Minha família já não morava em Campos Novos quando minha mãe recebeu a notícia de que a Olávia tinha morrido. Já fazia mais de um ano que isso tinha acontecido. A carta do primo Nenê dizia que ela foi encontrada morta em casa. Tinha levado três tiros. E na estrada que ia de Campos Novos para Cunha, um tropeiro havia encontrado também o corpo do Gregório, estirado no chão. Fora abatido a tiros. Era um sábado à noite e ele estava voltando de uma festa de São João na casa do Chico Neves onde ele soltara fogos e balões. Daí muita gente andar dizendo que aquela música do Braguinha, o Zé Fogueteiro, tinha sido inspirada nele, da mesma forma que a Cabocla Teresa, cantada pela dupla Torres e Florêncio, era a Olávia. Bobagem. Foi tudo uma baita coincidência, pois caboclas Teresas e Zé Fogueteiros são tipos arquetípicos que existem aos montes pelos sertões do Brasil.
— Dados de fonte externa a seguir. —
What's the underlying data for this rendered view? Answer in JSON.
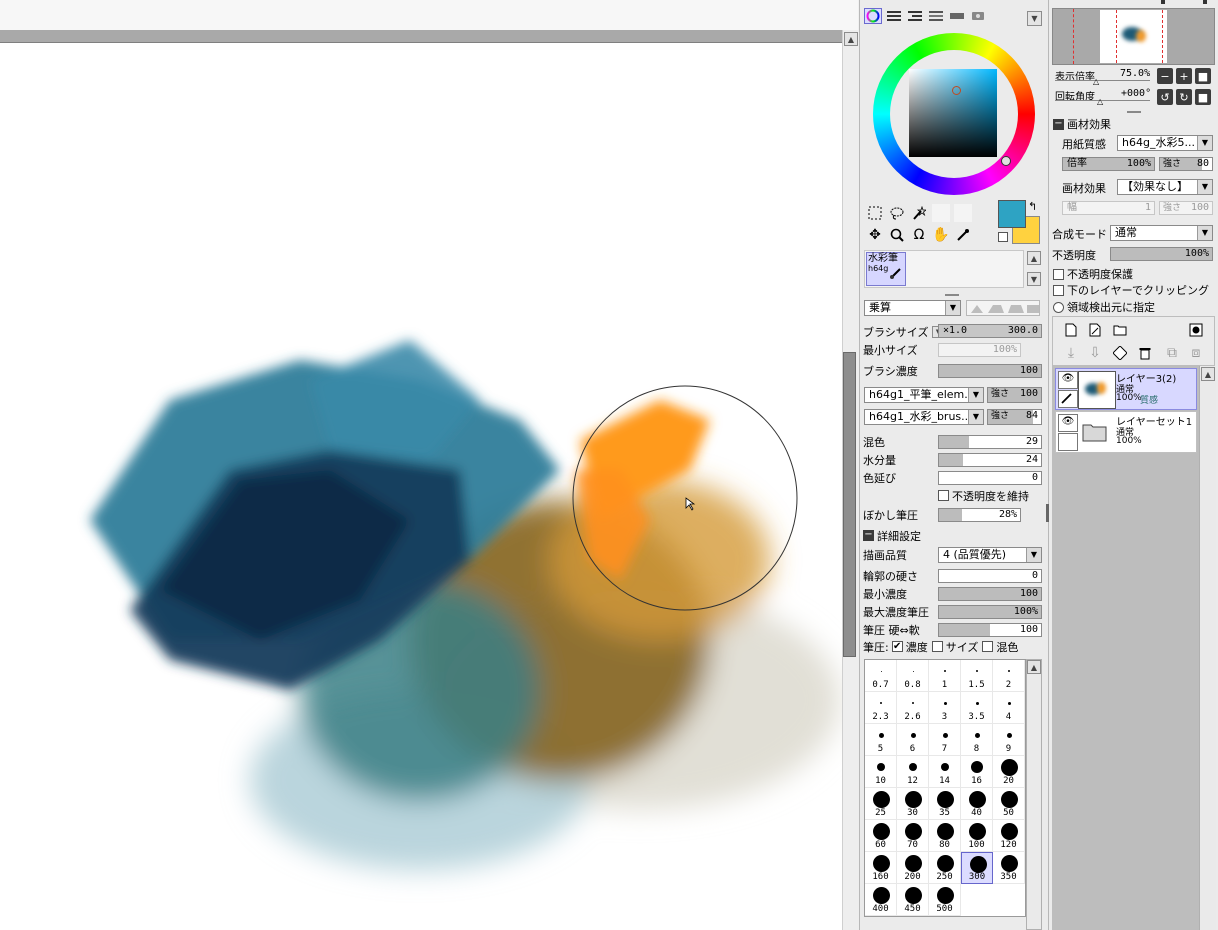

Ninguém precisou pensar muito para adivinhar o que acontecera. O Chicão descobrira o caso dela com o Gregório. Matara primeiro a esposa e depois saíra à procura do amante. Descobriu que ele estava na festa do Chico Neves. Emboscou-o no caminho e sapecou-lhe dois tiros no peito.
Chicão não passou mais de dois anos na cadeia. Muitas circunstâncias atenuantes foram levantadas. A traição da Olávia, a lavagem da honra, o estado de intensa emoção, tudo concorreu para aliviar a pena. Eram tempos e lugares diferentes aqueles.
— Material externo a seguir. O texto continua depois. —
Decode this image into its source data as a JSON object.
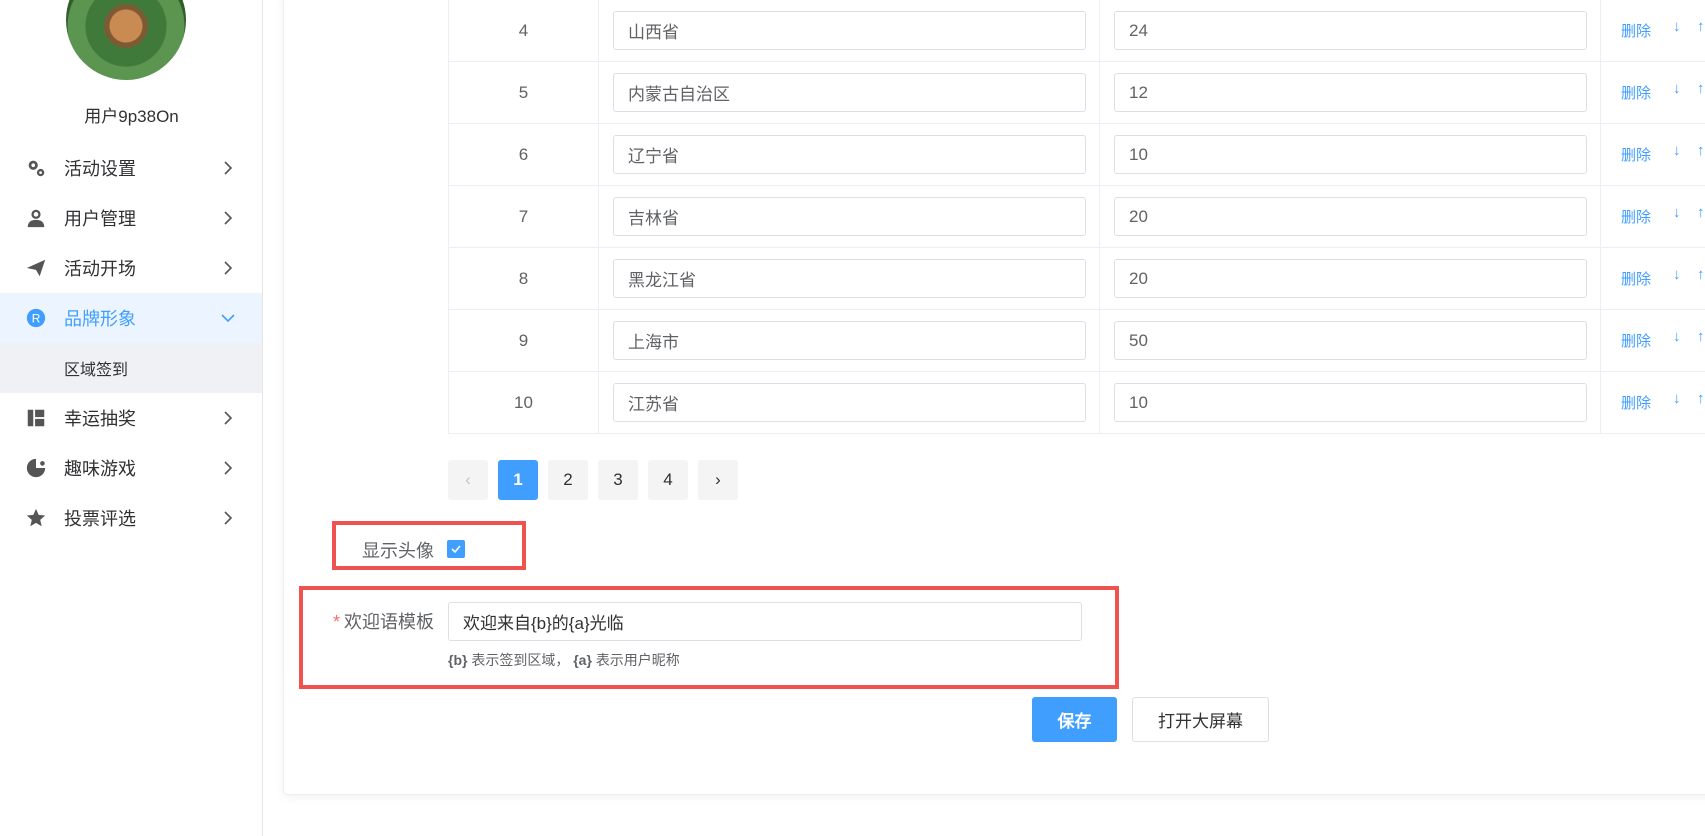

Mas esse não foi o resultado mais interessante que ficou dessa tragédia cabocla. Foram os desdobramentos dela. O Chicão foi morto numa emboscada uns dois meses depois que saiu da cadeia. Todo mundo sabia quem fora o assassino dele, mas não se pode provar nada. Ninguém foi preso por isso. Depois disso mais cinco pessoas, contando as duas famílias, foram mortas, num espaço de dois anos. Dois da família da Olávia, três do Gregório.
E a Miota se tornou uma aparição constante naquelas serras. Todo mundo via Miotas piscando por todo o sertão. Eram tantas as aparições que o Padre Bernardo, pároco de Campos Novos, foi convidado a dar seu parecer. Escrevendo para o jornalzinho de Cunha, o bom pároco afirmou perentoriamente que a Miota não existia. Era tudo crendice daquele povo supersticioso que só conseguia resolver seus conflitos na base da violência.
A Miota, na verdade, era um reflexo da consciência dos caboclos, e que o povo da serra só deixaria de vê-la depois que a educação e a luz elétrica fossem implantadas naqueles sertões. Disse também, com a ironia que lhe era própria, que uma escola e a Light eram os melhores exorcistas que ele conhecia.
Minha mãe achava que não. Mesmo morando na cidade há mais de vinte anos já, quando ela recebia a notícia de que alguém das suas relações de família ou amizade estava para passar desta para a melhor, ela não botava a cara fora de casa. Tinha um medo danado de ver a Miota. Antes de a levarmos para o hospital, onde morreu três dias depois, ela disse que havia visto a tal assombração no quintal dela olhando para as galinhas que ela criava, como se as estivesse contando. Coincidência ou não, depois que ela morreu todas as galinhas dela também morreram num prazo de três dias. O veterinário disse que foi uma doença que deu nelas. Eu não sou supersticioso e sempre acreditei nos homens de ciência, por isso acho que o veterinário estava certo. Mas por vias da dúvida não costumo sair de casa quando alguma tragédia anunciada está para acontecer.
____________
Nota: o presente conto, embora cite locais e cidades com seus nomes reais, foram compostos com fatos imaginados pelo autor e com personagens fictíciios. Qualquer semelhança, ou evocação a acontecimento e pessoas reais terá sido mera coincidência.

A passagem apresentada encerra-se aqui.